Broad anti-herpesviral activity of α-hydroxytropolones

Abstract

Herpesviruses are ubiquitous in animals and cause economic losses concomitant with many diseases. Most of the domestic animal herpesviruses are within the subfamily Alphaherpesvirinae, which includes human herpes simplex virus 1 (HSV-1). Suppression of HSV-1 replication has been reported with α-hydroxytropolones (αHTs), aromatic ring compounds that have broad bioactivity due to potent chelating activity. It is postulated that αHTs inhibit enzymes within the nucleotidyltransferase superfamily (NTS). These enzymes require divalent cations for nucleic acid cleavage activity. Potential targets include the nuclease component of the herpesvirus terminase (pU_L15C), a highly conserved NTS-like enzyme that cleaves viral DNA into genomic lengths prior to packaging into capsids. Inhibition of pU_L15C activity in biochemical assays by various αHTs previously revealed a spectrum of potencies. Interestingly, the most potent anti-pU_L15C αHT inhibited HSV-1 replication to a limited extent in cell culture. The aim of this study was to evaluate three different αHT molecules with varying biochemical anti-pU_L15C activity for a capacity to inhibit replication of veterinary herpesviruses (BoHV-1, EHV-1, and FHV-1) and HSV-1. Given the known discordant potencies between anti-pU_L15C and HSV-1 replication inhibition, a second objective was to elucidate the mechanism of action of these compounds. The results show that αHTs broadly inhibit herpesviruses, with similar inhibitory effect against HSV-1, BoHV-1, EHV-1, and FHV-1. Based on immunoblotting, Southern blotting, and real-time qPCR, the compounds were found to specifically inhibit viral DNA replication. Thus, αHTs represent a new class of broadly active anti-herpesviral compounds with potential veterinary applications.

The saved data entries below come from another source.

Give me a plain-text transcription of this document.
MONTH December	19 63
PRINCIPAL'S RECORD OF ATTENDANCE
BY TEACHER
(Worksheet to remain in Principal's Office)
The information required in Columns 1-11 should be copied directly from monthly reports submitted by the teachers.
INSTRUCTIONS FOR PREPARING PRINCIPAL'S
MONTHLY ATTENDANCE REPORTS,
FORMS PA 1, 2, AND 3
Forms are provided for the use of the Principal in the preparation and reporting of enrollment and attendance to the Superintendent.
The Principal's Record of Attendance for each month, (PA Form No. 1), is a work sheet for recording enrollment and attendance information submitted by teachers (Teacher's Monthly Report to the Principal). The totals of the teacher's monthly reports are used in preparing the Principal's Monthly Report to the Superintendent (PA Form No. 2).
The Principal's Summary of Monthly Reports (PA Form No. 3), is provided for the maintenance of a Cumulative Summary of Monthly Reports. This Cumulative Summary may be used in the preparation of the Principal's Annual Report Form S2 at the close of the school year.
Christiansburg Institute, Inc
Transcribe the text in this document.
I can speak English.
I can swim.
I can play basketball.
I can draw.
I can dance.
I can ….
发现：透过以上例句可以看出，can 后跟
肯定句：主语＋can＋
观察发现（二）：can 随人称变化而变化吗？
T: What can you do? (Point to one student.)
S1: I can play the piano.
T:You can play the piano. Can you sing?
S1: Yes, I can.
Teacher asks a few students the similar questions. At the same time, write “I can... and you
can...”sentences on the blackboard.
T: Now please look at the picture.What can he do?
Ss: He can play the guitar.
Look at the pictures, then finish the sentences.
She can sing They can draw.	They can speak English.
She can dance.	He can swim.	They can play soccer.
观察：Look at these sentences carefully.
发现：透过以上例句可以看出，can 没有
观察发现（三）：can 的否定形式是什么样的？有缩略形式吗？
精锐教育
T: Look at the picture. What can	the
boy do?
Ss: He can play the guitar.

Keywords: Anti-herpesvirus; Herpesvirus; Nucleotidyltransferase superfamily; α-hydroxytropolones.

Fig. 1.

The chemical structure of the three synthetic αHTs compounds used in this study.

Fig. 2.

TEM of MDBK cells inoculated with BoHV-1 and treated with DMSO control (A), 50 μM αHT-106 (B), or 8 μM αHT-115 (C). Note the numerous extracellular virions in the control sample (A). No virions or capsids were observed in the αHT-106 treated (B) and αHT −115 treated samples (not pictured). Clusters of round electron dense intranuclear structures were very rarely present in the αHT-115 sample (C).

Fig. 3.

Immunoblotting of α (A) and γ2 (B) protein in mock-infected or αHT-treated HSV-1-infected samples. (A). α protein ICP27 and β-actin, loading control. (B). γ2 protein gC and β-actin, loading control.

Fig. 4.

Real-time qPCR of viral DNA in wild-type HSV-1 control and αHT-treated samples, performed in triplicate. The decrease in HSV-1 DNA copy number is significant, as determined by one-way ANOVA and Tukey’s post-hoc analysis (**, p < 0.05). No significant differences were observed between αHT treated samples (50 μM αHT-106, 30 μM αHT-111, or 8 μM αHT-115).

Fig. 5.

Viral DNA analysis. (A and B) Schematic diagram of the HSV-1 genome indicating the unique long (U_L) and unique short (U_S) components, and positions of the BamHI P, S, or junctional S-P fragments. The P and S are end fragments unique to terminase-cleaved viral DNA (i.e. the monomer shown in A). (C) Fluorographic image of viral DNA probed with radiolabeled terminus of the short component (P fragment). CV1 cells were infected with HSV-1(F) or UL15-null. The HSV-1(F) infected samples were treated with PAA, αHT-106, αHT-111, αHT-115 or DMSO vehicle-control. The positions of the S-P junctional fragments and BamHI P fragments are indicated. Decreased band intensities representing the junctional and end fragments are noted in the αHT-treated samples and are comparable in level to that of the PAA-treated sample.